While not as strong and epic as the first part, "The Witch's Familiar" was a mostly satisfying conclusion that held together better than it occasionally threatened to. It was certainly a lot looser than "The Magician's Apprentice", though, with perhaps too many scenes where The Doctor (Peter Capaldi) and Davros (Julian Bleach) had circular arguments about their opposing ideologies. You could have easily cut ten minutes out of this episode with very little impact, but otherwise it was an enjoyable hour.
I was pleased the survival of Clara (Jenna Coleman) and Missy (Michelle Gomez), after being zapped by Dalek ray guns last week, was explained in a way that made enough sense—with Missy using the energy blasts to recharge her vortex manipulator nanoseconds before they struck (a trick she learned from a time-wasting flashback to The Doctor's identical escape trick long ago).
The best evidence of that this week: we learned the TARDIS has a hitherto unmentioned ability to safely disintegrate itself into the atmosphere if attacked en masse, so The Doctor can reassemble it using his sonic screwdriver later. Or sonic sunglasses now, I suppose. The show clearly wants his shades to become Twelve's fez or bow-tie in the minds of the audience, but I don't know if that's going to happen because sunglasses are already an objectively cool item. The whole point of Eleven's bow-ties and, particularly, the ridiculous fez, was how they were infamously uncool things.

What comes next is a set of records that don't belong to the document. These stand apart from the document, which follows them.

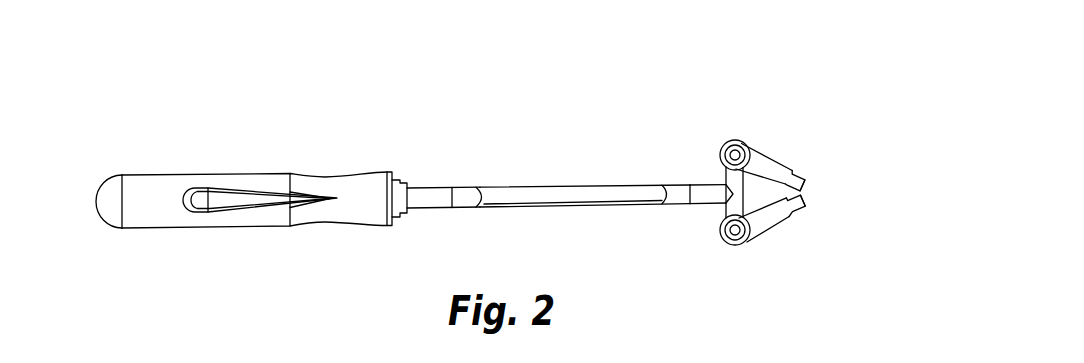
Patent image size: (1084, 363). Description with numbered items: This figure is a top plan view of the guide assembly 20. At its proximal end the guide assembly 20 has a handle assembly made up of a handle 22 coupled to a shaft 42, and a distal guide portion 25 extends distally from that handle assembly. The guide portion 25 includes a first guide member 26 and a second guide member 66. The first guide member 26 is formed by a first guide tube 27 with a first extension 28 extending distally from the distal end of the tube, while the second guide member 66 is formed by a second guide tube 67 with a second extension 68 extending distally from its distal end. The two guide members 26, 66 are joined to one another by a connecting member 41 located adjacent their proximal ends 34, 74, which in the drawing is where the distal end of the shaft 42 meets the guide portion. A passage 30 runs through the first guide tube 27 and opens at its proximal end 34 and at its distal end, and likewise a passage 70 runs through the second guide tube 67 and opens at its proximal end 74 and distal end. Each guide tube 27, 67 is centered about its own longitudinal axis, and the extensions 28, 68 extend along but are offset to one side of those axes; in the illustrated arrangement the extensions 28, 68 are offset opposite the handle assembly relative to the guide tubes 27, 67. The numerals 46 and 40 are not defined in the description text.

The guide assembly 20 is at (625, 101).
The handle 22 is at (318, 175).
The proximal shaft portion 46 is at (433, 185).
The shaft 42 is at (543, 185).
The head mount 40 is at (704, 183).
The connecting member 41 is at (723, 208).
The proximal end of first guide tube 34 is at (727, 144).
The passage 30 is at (737, 151).
The first guide member 26 is at (758, 147).
The first guide tube 27 is at (773, 158).
The first extension 28 is at (795, 171).
The distal guide portion 25 is at (805, 188).
The second guide member 66 is at (765, 232).
The second guide tube 67 is at (785, 221).
The second extension 68 is at (803, 208).
The proximal end of second guide tube 74 is at (742, 246).
The passage 70 is at (735, 237).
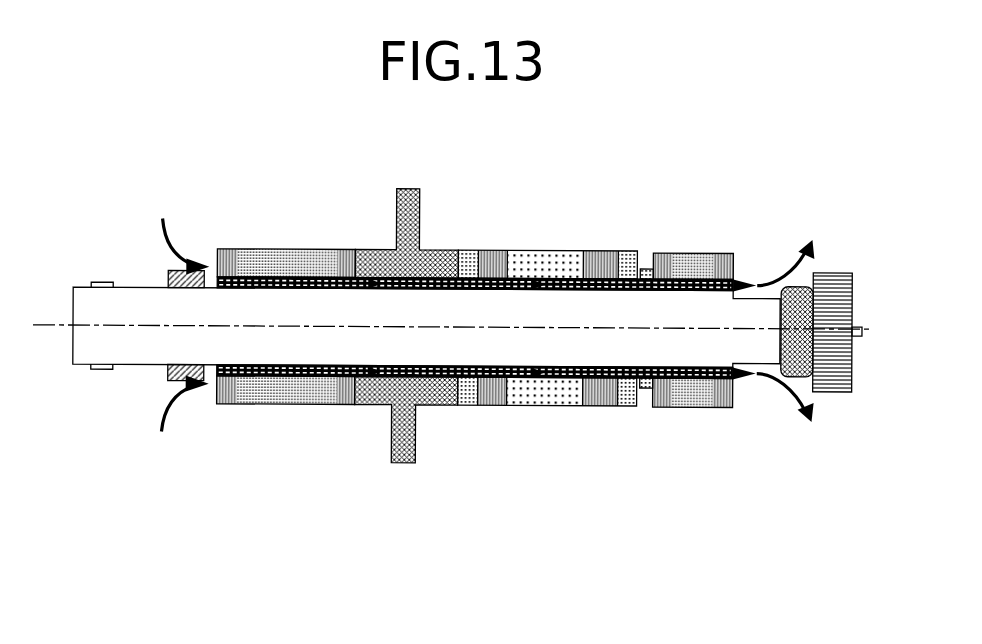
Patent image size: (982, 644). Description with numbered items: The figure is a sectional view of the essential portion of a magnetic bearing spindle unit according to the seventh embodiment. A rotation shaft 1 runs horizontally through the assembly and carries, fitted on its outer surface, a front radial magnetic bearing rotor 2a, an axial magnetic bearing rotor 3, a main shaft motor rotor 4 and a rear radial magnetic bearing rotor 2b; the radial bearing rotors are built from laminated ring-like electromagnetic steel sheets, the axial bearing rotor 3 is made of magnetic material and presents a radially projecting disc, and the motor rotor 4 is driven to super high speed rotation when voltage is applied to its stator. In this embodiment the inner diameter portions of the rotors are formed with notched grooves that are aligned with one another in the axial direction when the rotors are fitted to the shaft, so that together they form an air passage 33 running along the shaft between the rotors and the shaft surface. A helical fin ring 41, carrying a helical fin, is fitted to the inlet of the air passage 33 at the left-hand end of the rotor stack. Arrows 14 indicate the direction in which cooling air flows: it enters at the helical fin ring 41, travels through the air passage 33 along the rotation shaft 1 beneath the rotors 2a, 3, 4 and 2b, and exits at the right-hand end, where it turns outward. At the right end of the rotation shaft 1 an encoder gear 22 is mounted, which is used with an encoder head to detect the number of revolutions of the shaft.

The rotation shaft 1 is at (97, 300).
The front radial magnetic bearing rotor 2a is at (258, 251).
The rear radial magnetic bearing rotor 2b is at (692, 258).
The axial magnetic bearing rotor 3 is at (397, 221).
The main shaft motor rotor 4 is at (528, 268).
The air passage 33 is at (565, 290).
The helical fin ring 41 is at (168, 273).
The arrows 14 is at (165, 393).
The encoder gear 22 is at (853, 287).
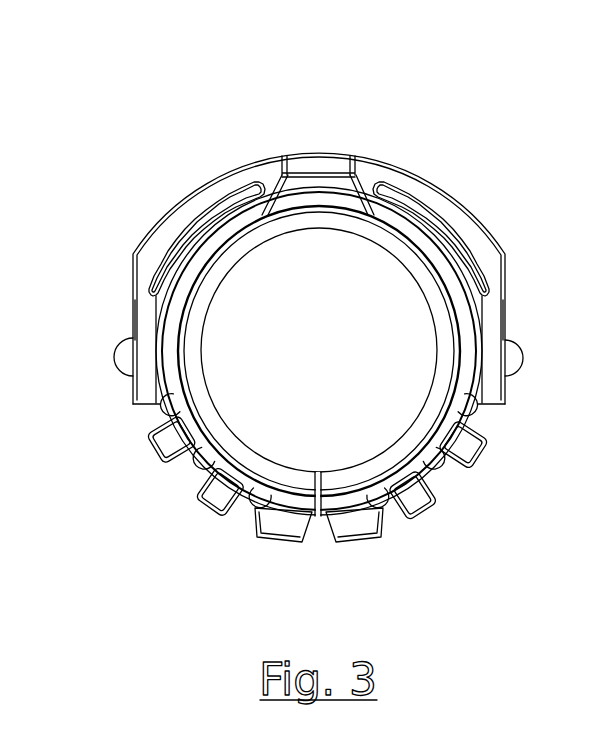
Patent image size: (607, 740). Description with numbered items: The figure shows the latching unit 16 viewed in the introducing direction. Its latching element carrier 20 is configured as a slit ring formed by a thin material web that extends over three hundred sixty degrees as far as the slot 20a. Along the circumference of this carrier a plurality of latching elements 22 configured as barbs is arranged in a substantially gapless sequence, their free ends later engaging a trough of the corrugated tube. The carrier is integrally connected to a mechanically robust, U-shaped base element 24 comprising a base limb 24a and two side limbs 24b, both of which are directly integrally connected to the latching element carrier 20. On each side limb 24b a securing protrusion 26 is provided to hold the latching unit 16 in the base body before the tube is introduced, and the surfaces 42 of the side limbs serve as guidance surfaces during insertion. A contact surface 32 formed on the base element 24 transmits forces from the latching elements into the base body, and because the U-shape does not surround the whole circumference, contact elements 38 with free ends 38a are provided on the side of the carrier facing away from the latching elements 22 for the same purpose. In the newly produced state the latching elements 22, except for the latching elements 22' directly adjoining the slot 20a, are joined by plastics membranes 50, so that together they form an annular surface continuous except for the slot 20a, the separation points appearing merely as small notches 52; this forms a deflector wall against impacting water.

The latching unit 16 is at (164, 113).
The latching element carrier 20 is at (218, 462).
The slot 20a is at (317, 512).
The latching elements 22 is at (319, 351).
The latching elements directly adjoining the slit 22' is at (326, 540).
The base element 24 is at (372, 170).
The base limb 24a is at (267, 170).
The side limbs 24b is at (147, 312).
The securing protrusion 26 is at (130, 357).
The contact surface 32 is at (215, 237).
The contact elements 38 is at (167, 435).
The free ends of the contact elements 38a is at (218, 492).
The guidance surfaces 42 is at (132, 330).
The plastics membranes 50 is at (445, 352).
The notches 52 is at (397, 428).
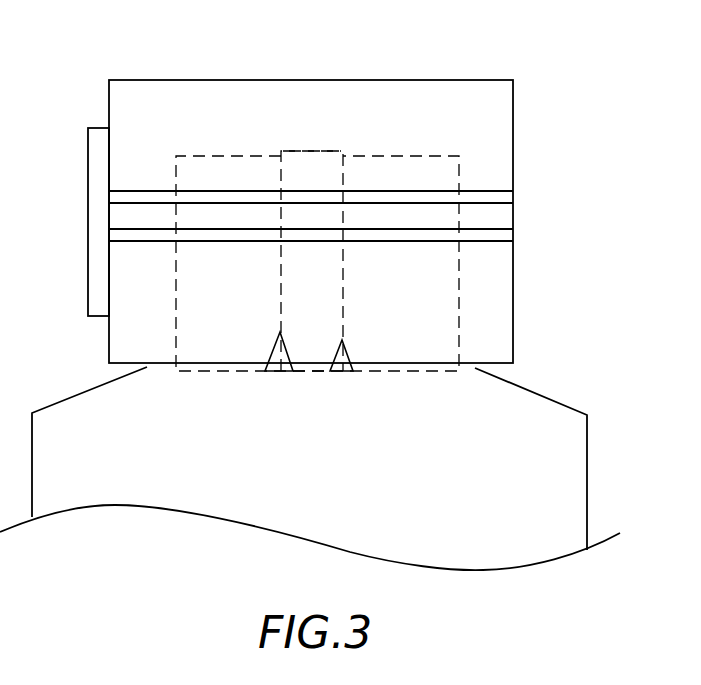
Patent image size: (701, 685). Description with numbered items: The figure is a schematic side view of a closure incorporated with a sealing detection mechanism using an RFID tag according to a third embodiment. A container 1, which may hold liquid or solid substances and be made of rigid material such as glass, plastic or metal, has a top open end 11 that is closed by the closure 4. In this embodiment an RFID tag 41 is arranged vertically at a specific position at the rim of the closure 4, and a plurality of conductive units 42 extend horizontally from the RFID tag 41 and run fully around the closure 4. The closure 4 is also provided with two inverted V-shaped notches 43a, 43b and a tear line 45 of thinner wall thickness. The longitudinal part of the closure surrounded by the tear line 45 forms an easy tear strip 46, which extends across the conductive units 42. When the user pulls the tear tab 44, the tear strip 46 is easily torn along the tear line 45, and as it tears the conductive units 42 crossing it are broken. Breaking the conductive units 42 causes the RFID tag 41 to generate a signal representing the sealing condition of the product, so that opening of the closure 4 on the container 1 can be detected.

Anyway, back to the episode at hand. There was a surprising amount of messing around just to ensure this story filled its hour, which was a shame. The sequence where The Doctor effectively stole a paraplegic's wheelchair and left him rolling about on the floor, helpless, was in particularly poor taste—and ultimately of little relevance, because The Doctor was recaptured by Colony Sarff (Jami Reid-Quarrell) and the previous scenes continued regardless of that brief diversion. It almost felt like it only really happened because Moffat wanted to use The Doctor's admittedly funny "anyone for dogems?" line.
Capaldi's approach to The Doctor continues to shift slightly, too. I detected a lot more Patrick Troughton and Tom Baker in his scenes this week, and noticed how he's choosing to walk around on almost permanently bended knees. His conversations with a dying, regretful Davros felt more grounded and interesting simply because he's an older actor. I particularly liked the moment when Davros began to cry with happiness that The Doctor had managed to restore Gallifrey to the skies, before opening his two human eyes to look at his nemesis one final time.
Similarly to Missy this week, the character was within touching distance of being de-fanged in this story, so I was glad Davros's true colours were revealed towards the end—as his masterplan was to convince The Doctor to willing use some of his regeneration energy to restore his eyesight, to enable him a chance to see a final Skaro sunrise, then seize the Time Lord and siphon this energy into all his Daleks to improve them. It was just a shame there was no visible way to tell the Daleks are now regenerated or upgraded in any significant way, and I was expecting Davros to perhaps grow slightly younger. Or even regain the use of his legs. Instead, it seems The Doctor may have unwittingly infected them with the ability to be merciful, so we'll see if that's returned to in future episodes.
- Anyone else think Missy's being used as a way of conditioning the audience to the idea of having a female Doctor? After seeing Michelle Gomez do her unpredictable madwoman routine in Mary Poppins' clobber, I imagine more people are growing accustomed to the idea of a Time Lady in charge of the famous TARDIS.
- This talk of a Dalek/Time Lord 'Hybrid' was either a bit of random back-story, or it's foreshadowing something to come now Davros knows Gallifrey's back and The Doctor's perhaps started to fulfil a prophecy of a 'Hybrid' with his regeneration trick.
- By the way, if Gallifrey's back, then where are all the Time Lords now? The Doctor may not know the location of his homeworld, but surely he'd have stumbled across another Time Lord by now if they're presumably back and travelling across Space and Time, too. No?
- Anyone else reminded of 1993's Super Marios Bros. with the Dalek sewers lined with sentient gunk? It was sort of like Dinohattan's fungus actually being The King, right? Oh, just me?
- Steven Moffat's entire starting point for this two-parter was to get The Doctor and Davros into a long two-hander, because the dialogue's always so rich and fascinating between these great enemies. I agree, but still felt there was too much of it.
- What do you think is on The Doctor's confession dial? It's still evidently there, unopened, pocketed for later in the series perhaps.
- What's with Clara going inside Daleks? She was introduced as a version of her character in "Asylum of the Daleks", where it was revealed she was a Dalek. Last year, she ventured inside a Dalek after being miniaturised. And now this! Maybe it's Freudian.
- Moffat loves throwaway lines that get the fans gossiping, doesn't he. This week: Missy may have a daughter? Is she telling the truth, or just delighting in being so random? As always, it's impossible to really know for sure, but the seed of possibility's been planted. Who is the father?